Case Presentation:

A previously healthy 28‐year‐old woman presented with bilateral arm swelling. One week earlier, she had completed a high‐intensity exercise session that included 60 push‐ups, 30 shoulder presses, and 60 kettle bell swings. Within the following day, her arms were sore and weak with a limited range of motion. Seven days following the exercise, she awoke with bilateral upper extremity swelling that progressed rapidly over the course of 4 hours (Figure 1). She reported drinking 3‐4 alcoholic beverages the night immediately prior to the swelling. She was uncertain if she had any urinary changes. On initial exam, her arms were markedly edematous but only mildly tender. She had normal strength, sensation, pulses, and full range of motion at all extremities. She was mildly hypertensive and tachypneic, but vitals were otherwise unremarkable. Creatine kinase at presentation was elevated at 8,340 IU/L. Initial BMP evidenced normal serum sodium and potassium, but mildly decreased calcium (1.15 mmol/L) and bicarbonate (24 mmol/L). Initial labs also evidenced BUN 17 mg/dL and Cr 1.0 mg/dL. The patient was diagnosed with delayed onset exercise‐induced rhabdomyolysis. She was treated supportively and rapidly recovered completely (Figure 1).

Discussion:

Hospitalists are frequently asked to evaluate musculoskeletal complaints. With the increasing popularity of high‐intensity exercise programs such as Crossfit, Insanity and P90‐X, over‐use injuries are increasingly prevalent amongst otherwise healthy adults. Delayed‐onset exercise‐induced rhabdomyolysis is an uncommon but serious potential consequence of high‐intensity exercise, especially in untrained athletes. Alcohol use, over‐the‐counter supplements, viral infections, and undiagnosed metabolic abnormalities all predispose to rhabdomyolysis even in the setting of brief workouts. Subclinical myoglobinemia, myoglobinuria, and modestly elevated serum CK are common following physical exertion (up to 57% in high‐intensity exercise), and frank rhabdomyolysis occurs in 0.02% of patients. Studies on the timing of the onset of exertional rhabdomyolysis are limited, but the majority of exercise‐induced rhabdomyolysis occurs within 24 hours of the initial insult.
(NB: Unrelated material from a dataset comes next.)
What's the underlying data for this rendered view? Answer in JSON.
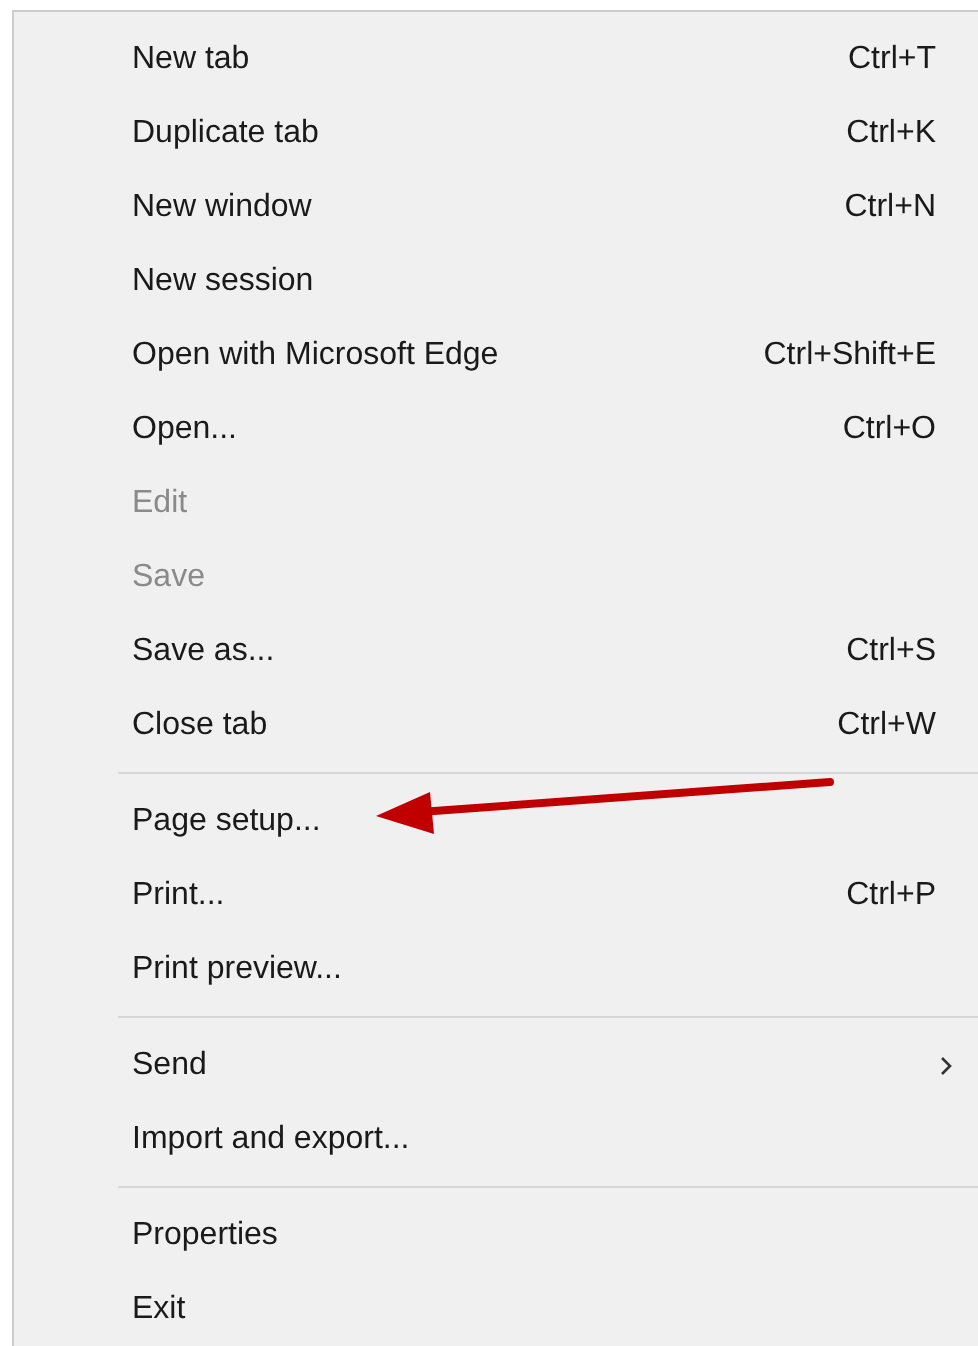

Patients may develop severe electrolyte abnormalities and myoglobin‐induced nephropathy. In fact, 10‐50% of patients with rhabdomyolysis progress to acute renal failure, with an estimated mortality of 7‐80%. Other potential sequaelae include compartment syndrome, cardiac dysrhythmia, and disseminated intravascular coagulopathy. Interestingly, more than half of patients will not have significant muscle symptoms. Rapid identification and treatment is essential to allow affected patients to recover without serious consequences.

Conclusions:

Exercise‐induced rhabdomyolysis is an increasingly common consequence of high‐intensity workout regimens and can result in serious clinical morbidity. Unconditioned persons presenting with swelling or pain after high‐intensity exercise should be evaluated for this illness. Untrained persons should be educated about the need for caution before initiating high‐intensity short‐duration exercise regimens.